5 Simple Ways to Help Your Child Like What She Sees in the Mirror

“High self esteem is our passport to happiness in adult life.” ~ Smiley Coach Lisa Parkes

from a distance b_w mirror on wallHow we see ourselves pretty much influences our whole lives:

  • our relationships & how we treat other people
  • our emotional well-being
  • our mental health
  • our perception of the world
  • what we wear
  • how long it takes us to get ready for the day
  • our levels of self care
  • out body language and how we carry ourselves
  • our confidence levels
  • our self belief
  • our children

Love who you are, not what you look like

Although in a world where the media pressurise women to constantly look good, it is no wonder that some of us feel that we are distinctly lacking in that department.  Our sense of self is precariously balanced on how white our teeth are or the colour of our hair.  Whether we are having a fat day or a spotty day. However you cut it, it’s very much tied up in our physical appearance.

Help your child recognise & appreciate true beauty

The celebrity world seems to lack positive role models for young girls who are growing up in an era where Miley Cyrus and twerking are hitting the headlines. As your daughter moves from Disney Princesses to buying her first bra, getting her first crush and starting to become self conscious of her appearance, how do you ensure that she feels her full beauty and in not influenced by the shallow trappings of the media world?

“She was beautiful, not like those girls in magazines. She was beautiful for the way she thought. She was beautiful for that sparkle in her eye when she spoke about something she loved. She was beautiful for her ability to make other people smile even when she was sad. No, she was not beautiful for something as temporary as her looks. She was beautiful, deep down to her soul.”  F Scott Fitzgerald

judi picOn the TV, in magazines and watching movies we see ‘beautiful’ women everywhere. Judi Craddock, an experienced Body Confidence Coach has recently pulled  apart that definition of beauty and has re-written one of her own.  She writes: “You do not become beautiful by trying to be beautiful, but by finding the beauty that is already within you, and allowing that beauty to emerge.”  You can read her inspiring blog post in full here

I whole-heartedly agree with her view that our bodies are miracles and how a negative body image is lacking in gratitude for all that your body is capable of.  Judi points out that every day your body serves you by allowing you to walk, breathe, feel, create or whatever you ask of it. It is our physical shell for holding all that we are.

Here are some ways you can help your child like what she sees when she looks in the mirror:

1.  Help your daughter celebrate her uniqueness – help her discover what her loving qualities are: her kindness, her smile, her thoughtfulness, her intelligence.  Whatever it is that you find beautiful about her soul.  Tell her this and tell her often. Tell her she is beautiful because she is her – unique – one of a kind. There is nobody else the whole world over like her and that is why she is lovely just as she is.

2. Watch yourself – notice the way you talk about your body.

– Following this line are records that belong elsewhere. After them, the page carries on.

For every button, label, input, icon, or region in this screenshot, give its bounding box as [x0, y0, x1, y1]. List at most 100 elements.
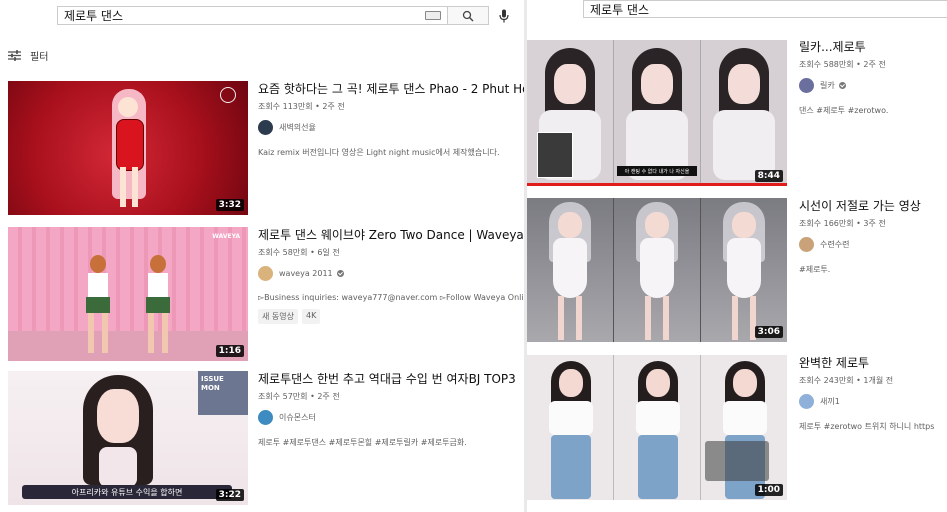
thumbnail-panel [701, 355, 787, 500]
video-meta: 제로투 댄스 웨이브야 Zero Two Dance | Waveya 💋 조회… [258, 228, 524, 324]
video-title[interactable]: 제로투 댄스 웨이브야 Zero Two Dance | Waveya 💋 [258, 228, 524, 243]
video-result[interactable]: WAVEYA 1:16 제로투 댄스 웨이브야 Zero Two Dance |… [8, 227, 524, 361]
video-views: 조회수 166만회 • 3주 전 [799, 219, 886, 228]
channel-name[interactable]: 릴카 [820, 80, 835, 91]
avatar[interactable] [799, 78, 814, 93]
thumbnail-caption: 아 캔팅 수 없다 내가 나 자신을 [617, 166, 697, 176]
video-thumbnail[interactable]: 3:06 [527, 198, 787, 342]
video-thumbnail[interactable]: 3:32 [8, 81, 248, 215]
new-video-badge: 새 동영상 [258, 309, 298, 324]
video-description: ▻Business inquiries: waveya777@naver.com… [258, 293, 524, 302]
video-duration: 3:32 [215, 199, 244, 211]
filter-label: 필터 [30, 52, 49, 63]
thumbnail-panel [701, 40, 787, 186]
video-title[interactable]: 릴카...제로투 [799, 40, 947, 55]
video-title[interactable]: 시선이 저절로 가는 영상 [799, 199, 947, 214]
video-result[interactable]: 1:00 완벽한 제로투 조회수 243만회 • 1개월 전 새끼1 제로투 #… [527, 355, 947, 500]
video-result[interactable]: 3:06 시선이 저절로 가는 영상 조회수 166만회 • 3주 전 수련수련… [527, 198, 947, 342]
search-bar: 제로투 댄스 [583, 0, 947, 18]
thumbnail-panel [701, 198, 787, 342]
video-views: 조회수 588만회 • 2주 전 [799, 60, 886, 69]
thumbnail-figure [100, 89, 158, 209]
chat-overlay [705, 441, 769, 481]
thumbnail-caption: 아프리카와 유튜브 수익을 합하면 [22, 485, 232, 499]
avatar[interactable] [258, 266, 273, 281]
thumbnail-panel [614, 198, 701, 342]
filter-button[interactable]: 필터 [8, 48, 48, 63]
video-title[interactable]: 완벽한 제로투 [799, 356, 947, 371]
search-query: 제로투 댄스 [590, 2, 650, 17]
video-meta: 요즘 핫하다는 그 곡! 제로투 댄스 Phao - 2 Phut Ho 조회수… [258, 82, 524, 158]
avatar[interactable] [799, 237, 814, 252]
channel-name[interactable]: 수련수련 [820, 239, 849, 250]
channel-link[interactable]: 릴카 [799, 78, 947, 93]
search-icon [462, 10, 474, 21]
channel-link[interactable]: waveya 2011 [258, 266, 524, 281]
search-query: 제로투 댄스 [64, 9, 124, 23]
keyboard-icon[interactable] [425, 11, 441, 20]
thumbnail-panel [614, 40, 701, 186]
channel-name[interactable]: 새벽의선율 [279, 122, 316, 133]
video-duration: 1:00 [754, 484, 783, 496]
video-result[interactable]: ISSUE MON 아프리카와 유튜브 수익을 합하면 3:22 제로투댄스 한… [8, 371, 524, 505]
video-thumbnail[interactable]: 아 캔팅 수 없다 내가 나 자신을 8:44 [527, 40, 787, 186]
video-meta: 릴카...제로투 조회수 588만회 • 2주 전 릴카 댄스 #제로투 #ze… [799, 40, 947, 116]
right-search-panel: 제로투 댄스 아 캔팅 수 없다 내가 나 자신을 8:44 릴카...제로투 … [527, 0, 947, 512]
video-description: #제로투. [799, 265, 831, 274]
video-result[interactable]: 3:32 요즘 핫하다는 그 곡! 제로투 댄스 Phao - 2 Phut H… [8, 81, 524, 215]
video-views: 조회수 243만회 • 1개월 전 [799, 376, 894, 385]
verified-icon [838, 82, 846, 89]
video-thumbnail[interactable]: WAVEYA 1:16 [8, 227, 248, 361]
filter-icon [8, 50, 21, 61]
video-views: 조회수 113만회 • 2주 전 [258, 102, 345, 111]
channel-name[interactable]: waveya 2011 [279, 269, 333, 278]
video-title[interactable]: 요즘 핫하다는 그 곡! 제로투 댄스 Phao - 2 Phut Ho [258, 82, 524, 97]
video-duration: 1:16 [215, 345, 244, 357]
thumbnail-panel [614, 355, 701, 500]
thumbnail-panel [527, 40, 614, 186]
video-duration: 3:22 [215, 489, 244, 501]
voice-search-button[interactable] [499, 9, 509, 23]
video-thumbnail[interactable]: ISSUE MON 아프리카와 유튜브 수익을 합하면 3:22 [8, 371, 248, 505]
thumbnail-figure [78, 255, 118, 355]
microphone-icon [499, 9, 509, 22]
thumbnail-figure [138, 255, 178, 355]
channel-watermark-icon [220, 87, 236, 103]
video-views: 조회수 57만회 • 2주 전 [258, 392, 340, 401]
thumbnail-panel [527, 355, 614, 500]
video-meta: 완벽한 제로투 조회수 243만회 • 1개월 전 새끼1 제로투 #zerot… [799, 356, 947, 432]
video-description: 댄스 #제로투 #zerotwo. [799, 106, 889, 115]
video-meta: 제로투댄스 한번 추고 역대급 수입 번 여자BJ TOP3 조회수 57만회 … [258, 372, 524, 448]
search-bar: 제로투 댄스 [57, 6, 509, 25]
video-title[interactable]: 제로투댄스 한번 추고 역대급 수입 번 여자BJ TOP3 [258, 372, 524, 387]
video-thumbnail[interactable]: 1:00 [527, 355, 787, 500]
channel-link[interactable]: 새끼1 [799, 394, 947, 409]
search-input[interactable]: 제로투 댄스 [583, 0, 947, 18]
channel-name[interactable]: 이슈몬스터 [279, 412, 316, 423]
thumbnail-corner-label: ISSUE MON [198, 371, 248, 415]
avatar[interactable] [258, 410, 273, 425]
thumbnail-figure [73, 375, 163, 487]
video-description: 제로투 #제로투댄스 #제로투몬힐 #제로투릴카 #제로투금화. [258, 438, 467, 447]
search-input[interactable]: 제로투 댄스 [57, 6, 447, 25]
avatar[interactable] [258, 120, 273, 135]
avatar[interactable] [799, 394, 814, 409]
video-duration: 8:44 [754, 170, 783, 182]
thumbnail-logo: WAVEYA [212, 233, 240, 240]
badge-row: 새 동영상 4K [258, 309, 524, 324]
channel-link[interactable]: 이슈몬스터 [258, 410, 524, 425]
video-meta: 시선이 저절로 가는 영상 조회수 166만회 • 3주 전 수련수련 #제로투… [799, 199, 947, 275]
video-description: Kaiz remix 버전입니다 영상은 Light night music에서… [258, 148, 500, 157]
search-button[interactable] [447, 6, 489, 25]
channel-link[interactable]: 새벽의선율 [258, 120, 524, 135]
watch-progress-bar [527, 183, 787, 186]
left-search-panel: 제로투 댄스 필터 3:32 요즘 핫하다는 그 곡! 제로투 댄스 Phao … [0, 0, 524, 512]
verified-icon [336, 270, 344, 277]
video-description: 제로투 #zerotwo 트위치 하니니 https [799, 422, 935, 431]
video-duration: 3:06 [754, 326, 783, 338]
channel-link[interactable]: 수련수련 [799, 237, 947, 252]
video-views: 조회수 58만회 • 6일 전 [258, 248, 340, 257]
channel-name[interactable]: 새끼1 [820, 396, 840, 407]
4k-badge: 4K [301, 309, 321, 324]
video-result[interactable]: 아 캔팅 수 없다 내가 나 자신을 8:44 릴카...제로투 조회수 588… [527, 40, 947, 186]
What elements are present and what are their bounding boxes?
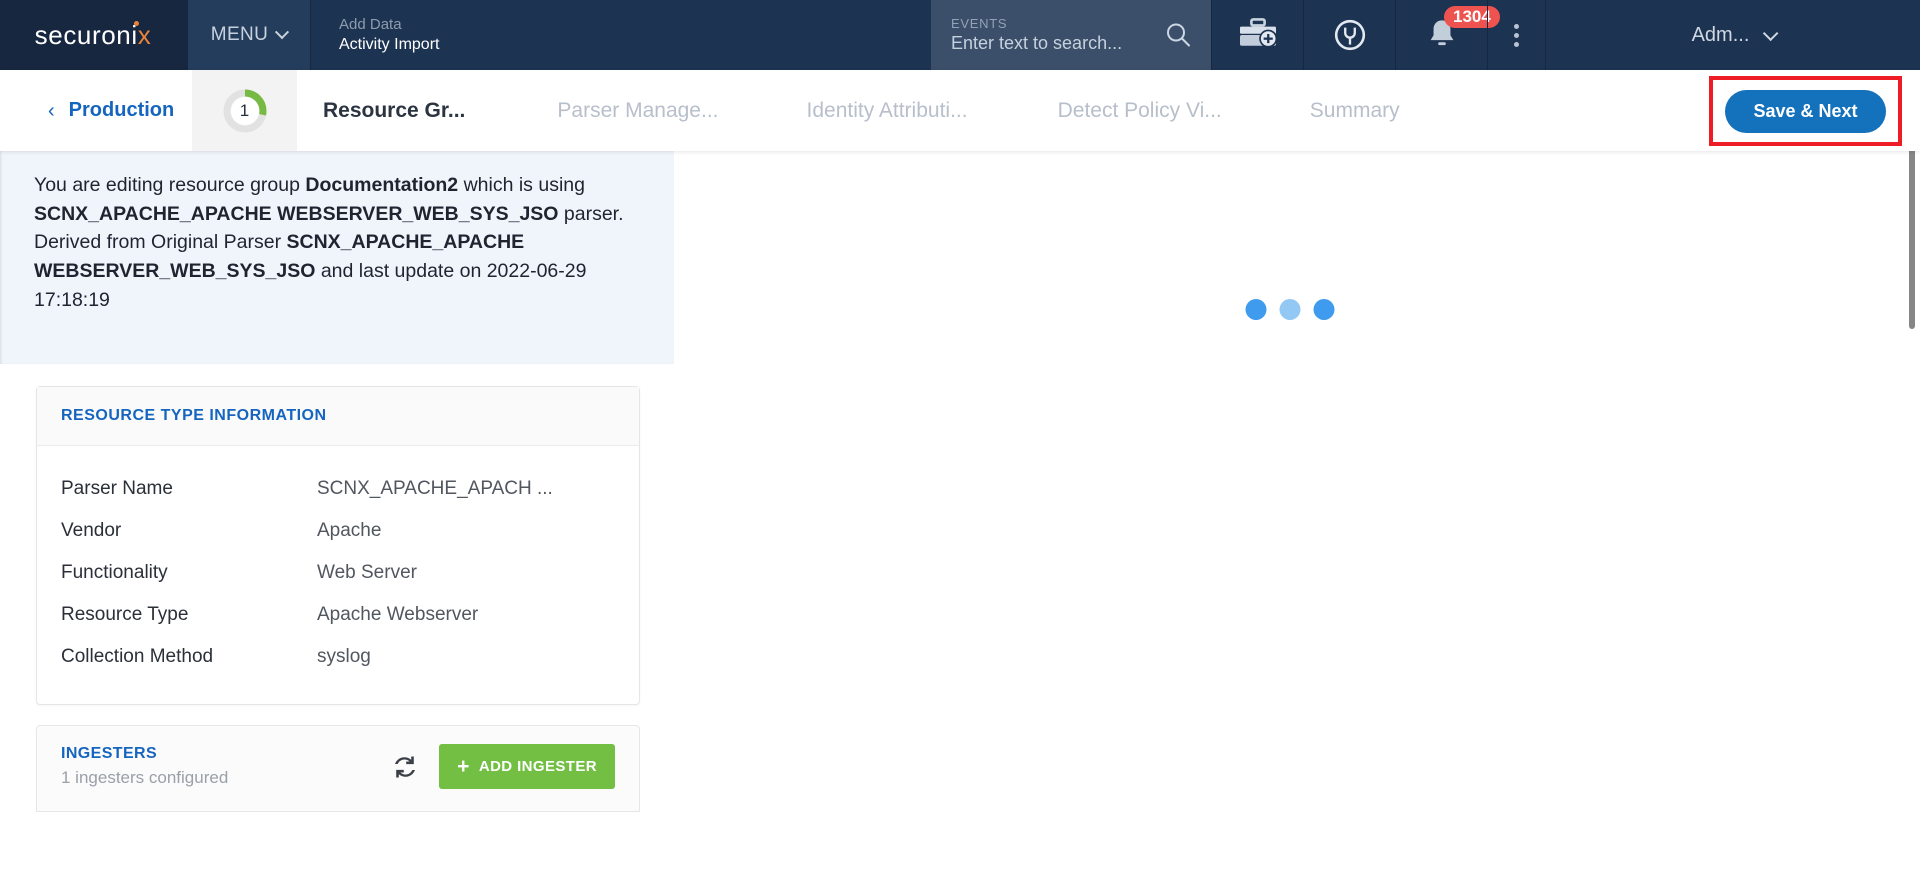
page-scrollbar[interactable] bbox=[1904, 70, 1920, 877]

Make a promise that you will choose to use positive language and  not put yourself down. Children don’t always listen but they are always watching. Practise self care and show your daughter how putting her needs first is not selfish but an act of loving kindness. In a plane crash, you have to put the oxygen mask over yourself so that you can help other people. Gently correct her if she is judgemental about herself or others’ physical appearance.

3.  Help your daughter find a positive role model that is aligned with her values and qualities. I love Miranda Hart because I think she is a funny, intelligent and successful woman. Granted she is not a stereotypical beauty but that is according to whom?

“Don’t believe the narrow definition of beauty sold to you by the media. To confine beauty to purely physical properties means missing out on the great beauty that is all around us if we only seek it out.”~ Judi Craddock, Peppermint Style

4.  Remember that you are your child’s mirror and you reflect back to them who they are. I cannot emphasise enough that listening, empathising and validating her feelings as often as you can will play a huge part in how she feels about herself.

5.  Help you daughter to appreciate the miracle of her body – the way it magically works to support her every day when she gets the right sleep, fuels it with the right foods and treats it with tending loving care.

All of us are GORGEOUS just as we are.